Manuele therapie van een cervicale spinale blokkering | Cervicaal spinaal blok

Manuele therapie van een cervicale spinale blokkering

De manuele therapie van een blokkering van de cervicale wervelkolom moet zorgvuldig worden uitgevoerd. Zoals hierboven vermeld, voert de therapeut enkele veiligheidstests uit om te bepalen of een behandeling überhaupt mag worden uitgevoerd. Dit zijn voornamelijk provocaties die vaataandoeningen uitsluiten.

De therapeut detecteert vervolgens de blokkering door de wervels vanaf de atlas en controleren hoe ze ten opzichte van elkaar gepositioneerd zijn. Als iemand niet in de juiste positie zit, probeert de therapeut deze te mobiliseren. Als de therapeut teveel spanning in het spierstelsel opmerkt, wordt deze verlaagd met behulp van weke delen technieken.

Een verdere mobilisatie laat zien of een verandering in de positie van de wervelkolom überhaupt werkt. Als er niets verandert, moet de therapeut een manipulatie uitvoeren. Dit mag echter alleen bij ernstige klachten en door een goed opgeleide therapeut.

De therapeut stelt de cervicale wervelkolom in de juiste positie en heft de blokkade met een voorzichtige stoot op. Als hij een verdedigende houding van de patiënt of een sterke spierspanning voelt, mag in geen geval een manipulatie worden uitgevoerd.

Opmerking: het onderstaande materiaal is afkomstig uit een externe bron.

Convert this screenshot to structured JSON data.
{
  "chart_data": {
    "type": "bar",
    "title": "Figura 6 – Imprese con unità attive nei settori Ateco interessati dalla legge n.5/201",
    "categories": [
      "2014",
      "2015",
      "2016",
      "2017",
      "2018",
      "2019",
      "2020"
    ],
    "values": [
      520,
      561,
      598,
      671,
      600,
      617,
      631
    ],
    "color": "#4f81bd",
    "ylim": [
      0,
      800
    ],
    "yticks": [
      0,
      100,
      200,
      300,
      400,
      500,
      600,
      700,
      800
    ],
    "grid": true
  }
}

De tijd tot de volgende behandeling kan worden overbrugd door een zelfoefenprogramma en warmte therapie. Het artikel Manuele therapie kan in dit verband nog steeds interessant voor u zijn.

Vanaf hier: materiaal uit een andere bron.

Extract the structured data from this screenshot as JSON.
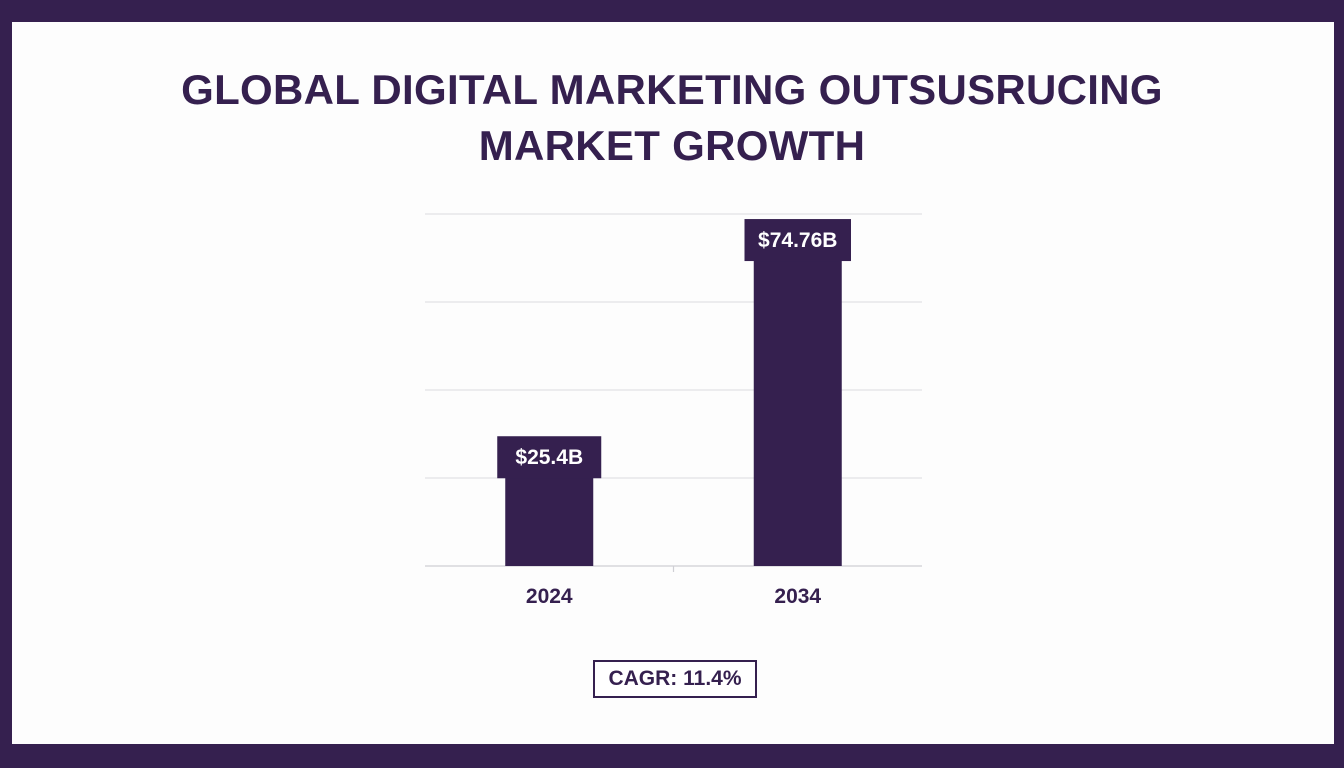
{
  "colors": {
    "frame": "#35204f",
    "background": "#fdfdfd",
    "bar": "#35204f",
    "label_text": "#ffffff",
    "grid": "#e3e3e6"
  },
  "chart_data": {
    "type": "bar",
    "title_lines": [
      "GLOBAL DIGITAL MARKETING OUTSUSRUCING",
      "MARKET GROWTH"
    ],
    "categories": [
      "2024",
      "2034"
    ],
    "values": [
      25.4,
      74.76
    ],
    "data_labels": [
      "$25.4B",
      "$74.76B"
    ],
    "unit": "USD billions",
    "xlabel": "",
    "ylabel": "",
    "ylim": [
      0,
      80
    ],
    "grid": true,
    "legend": "none",
    "annotation": "CAGR: 11.4%"
  }
}
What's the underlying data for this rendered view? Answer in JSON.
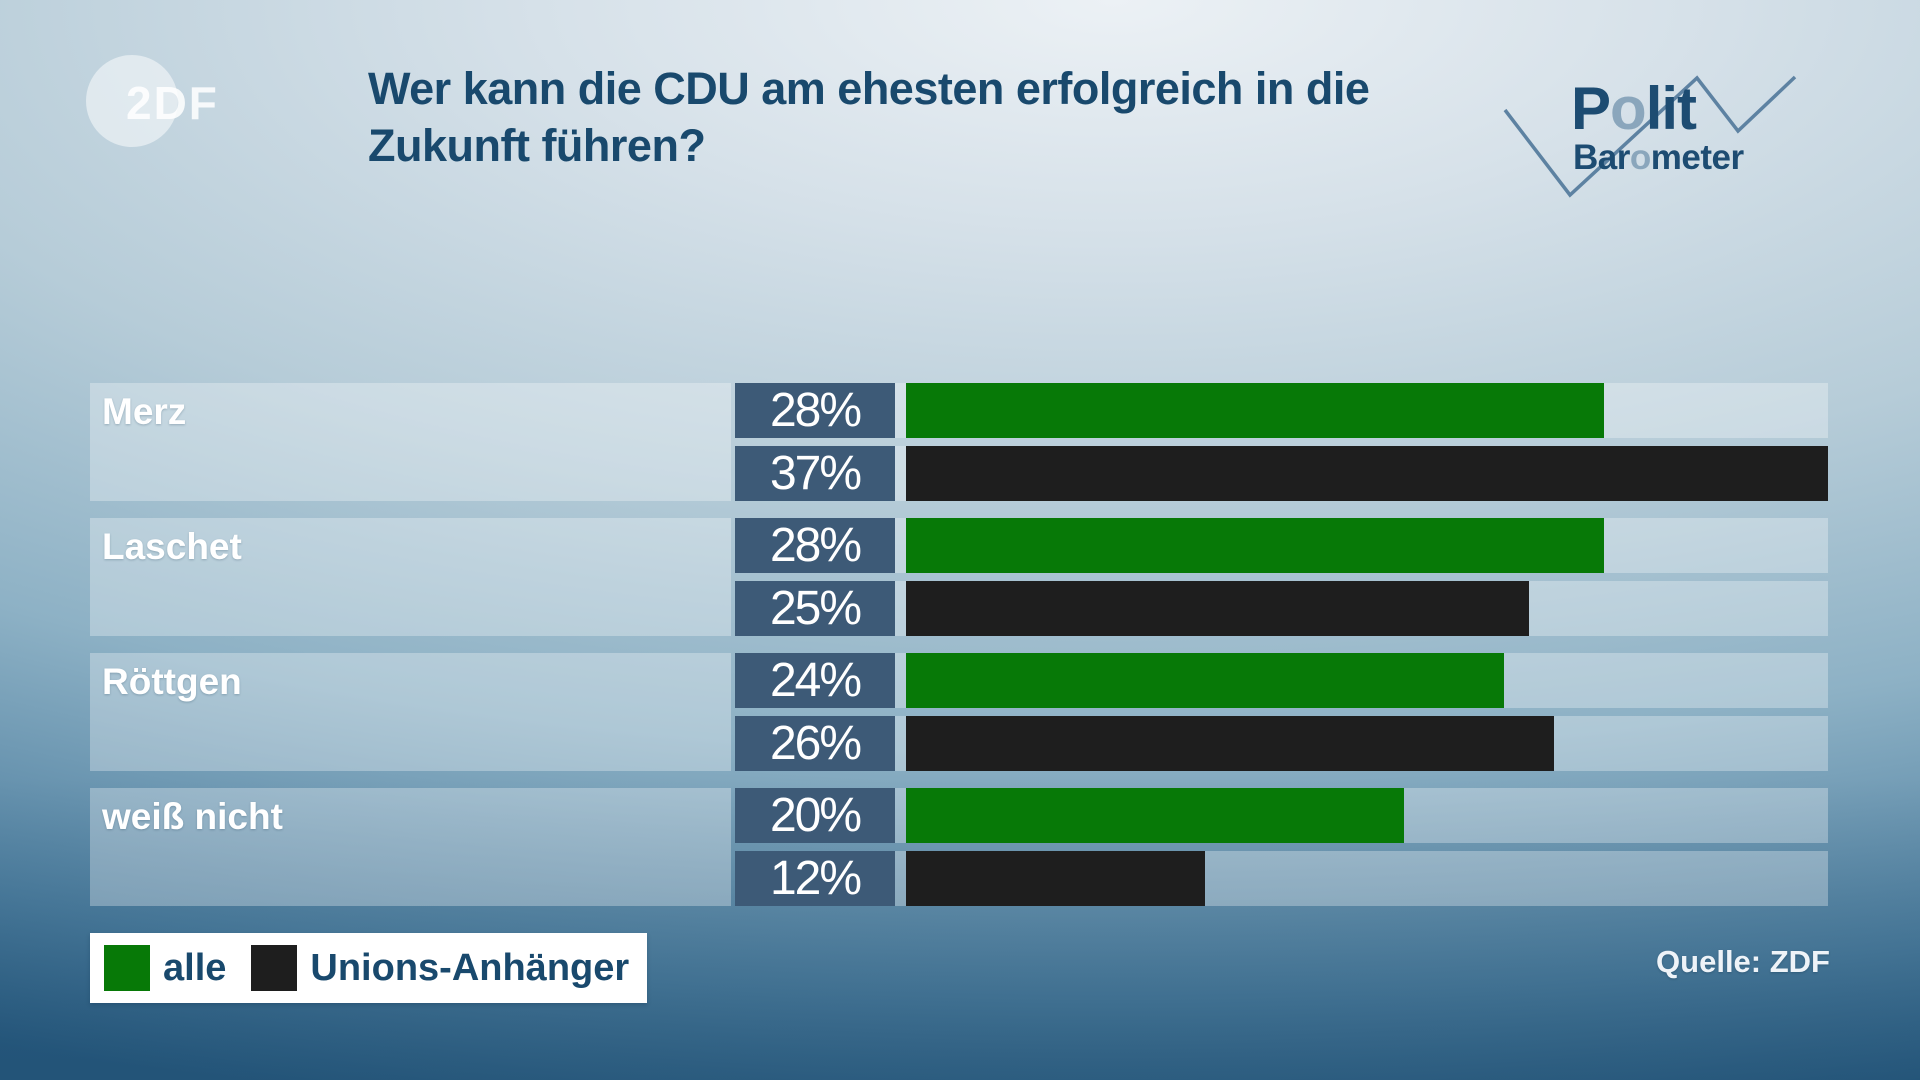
{
  "header": {
    "zdf_logo_text": "2DF",
    "title_lines": [
      "Wer kann die CDU am ehesten erfolgreich in die",
      "Zukunft führen?"
    ],
    "program_logo": {
      "polit_parts": [
        "P",
        "o",
        "lit"
      ],
      "barometer_parts": [
        "Bar",
        "o",
        "meter"
      ]
    }
  },
  "chart_data": {
    "type": "bar",
    "orientation": "horizontal",
    "title": "Wer kann die CDU am ehesten erfolgreich in die Zukunft führen?",
    "categories": [
      "Merz",
      "Laschet",
      "Röttgen",
      "weiß nicht"
    ],
    "series": [
      {
        "name": "alle",
        "color": "#077907",
        "values": [
          28,
          28,
          24,
          20
        ]
      },
      {
        "name": "Unions-Anhänger",
        "color": "#1e1e1e",
        "values": [
          37,
          25,
          26,
          12
        ]
      }
    ],
    "value_suffix": "%",
    "xlim": [
      0,
      37
    ],
    "grid": false,
    "legend_position": "bottom-left",
    "value_label_box_color": "#3d5a77",
    "source": "Quelle: ZDF"
  },
  "footer": {
    "source": "Quelle: ZDF"
  },
  "colors": {
    "title_text": "#19496d",
    "bar_green": "#077907",
    "bar_black": "#1e1e1e",
    "value_box": "#3d5a77",
    "zigzag_line": "#5d82a2",
    "background_bottom": "#2a5d83"
  }
}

Oefeningen voor een blokkering van de cervicale wervelkolom

Een cervicale blokkering resulteert vaak in een verhoogde spierspanning in het schoudergebied als gevolg van beperkte beweging. Als de blokkade wordt opgeheven, wordt de beweging hersteld, maar neemt de toon slechts langzaam af. Dit leidt tot verminderde bloed bloedsomloop en, naarmate de ziekte voortschrijdt, tot afzettingen.

Al tijdens een cervicale blokkade van de wervelkolom kunnen losmakende oefeningen worden uitgevoerd, die voornamelijk worden veroorzaakt door schoudercirkels. Bovendien moet erop worden gelet dat de hoofd en schouders worden niet te ver in de ontlastende positie getrokken. Verplaats de hoofd zover mogelijk.

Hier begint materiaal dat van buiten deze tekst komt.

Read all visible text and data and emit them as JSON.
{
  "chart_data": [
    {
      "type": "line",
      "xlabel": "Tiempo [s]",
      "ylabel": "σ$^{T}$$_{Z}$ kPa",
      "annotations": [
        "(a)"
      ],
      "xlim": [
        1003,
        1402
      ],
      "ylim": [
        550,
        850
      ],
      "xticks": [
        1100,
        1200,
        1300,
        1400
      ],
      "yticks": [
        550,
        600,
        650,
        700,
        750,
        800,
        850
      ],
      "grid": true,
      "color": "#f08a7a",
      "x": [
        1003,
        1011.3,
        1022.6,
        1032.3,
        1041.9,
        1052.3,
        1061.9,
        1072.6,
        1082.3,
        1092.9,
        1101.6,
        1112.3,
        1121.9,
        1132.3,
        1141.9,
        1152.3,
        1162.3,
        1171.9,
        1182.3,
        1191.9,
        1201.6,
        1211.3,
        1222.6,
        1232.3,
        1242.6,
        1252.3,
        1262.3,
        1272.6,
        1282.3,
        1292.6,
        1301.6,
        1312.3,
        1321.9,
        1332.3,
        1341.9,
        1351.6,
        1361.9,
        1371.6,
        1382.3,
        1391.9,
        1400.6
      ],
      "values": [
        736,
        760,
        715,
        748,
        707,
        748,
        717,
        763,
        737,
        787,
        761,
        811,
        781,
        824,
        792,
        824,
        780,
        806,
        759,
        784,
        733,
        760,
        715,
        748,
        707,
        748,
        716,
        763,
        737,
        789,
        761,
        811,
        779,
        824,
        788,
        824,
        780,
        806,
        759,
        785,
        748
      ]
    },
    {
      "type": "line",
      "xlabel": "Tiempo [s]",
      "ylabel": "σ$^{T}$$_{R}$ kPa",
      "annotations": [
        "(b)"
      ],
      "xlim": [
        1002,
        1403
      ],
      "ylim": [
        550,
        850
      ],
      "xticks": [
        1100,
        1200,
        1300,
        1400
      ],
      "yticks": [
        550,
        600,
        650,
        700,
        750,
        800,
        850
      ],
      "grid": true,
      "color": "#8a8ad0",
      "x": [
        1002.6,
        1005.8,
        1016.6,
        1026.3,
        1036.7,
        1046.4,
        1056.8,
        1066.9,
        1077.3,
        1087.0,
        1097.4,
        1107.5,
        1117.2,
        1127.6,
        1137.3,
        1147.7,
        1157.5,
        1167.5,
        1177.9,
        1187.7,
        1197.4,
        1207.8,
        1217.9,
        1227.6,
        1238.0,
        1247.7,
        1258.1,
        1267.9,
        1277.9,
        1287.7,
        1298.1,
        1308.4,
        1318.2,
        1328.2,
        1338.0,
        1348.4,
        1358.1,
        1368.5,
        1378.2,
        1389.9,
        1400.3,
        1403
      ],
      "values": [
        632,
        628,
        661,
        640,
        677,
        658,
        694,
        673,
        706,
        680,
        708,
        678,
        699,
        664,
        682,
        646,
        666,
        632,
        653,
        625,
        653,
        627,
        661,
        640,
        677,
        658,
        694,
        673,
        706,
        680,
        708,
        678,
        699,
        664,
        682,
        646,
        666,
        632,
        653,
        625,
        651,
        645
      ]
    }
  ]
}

In de acute fase worden verdere oefeningen niet aanbevolen, omdat de oefeningen de spanning en kunnen verhogen pijn. Voor een preventieve versterking van de gehele schouder-nek gebied, oefeningen voor de romboïden, rugstrekker, latissimus en short Nekspieren moet in het bijzonder worden uitgevoerd.

  • Oefeningen voor de romboïden: rechtop zitten, buik- en rugspanning, ellebogen in een hoek van 90 ° langs het lichaam trekken en schouderbladen naar elkaar toe trekken (roeien) Als alternatief kan de oefening worden uitgevoerd in buikligging en worden versterkt met een bars or daarover.
  • Oefeningen voor de latissimus: rechtop zitten, buik- en rugspanning, armen omhoog strekken en ellebogen in een hoek van 90 ° langs de zijkanten trekken en schouderbladen naar elkaar toe trekken (lasttrekken) Als alternatief kan de oefening worden uitgevoerd in buikligging en versterkt met een bars or daarover.
  • Oefeningen voor de extensoren van de rug: buikligging, handen bij de slapen houden en het bovenlichaam omhoog brengen.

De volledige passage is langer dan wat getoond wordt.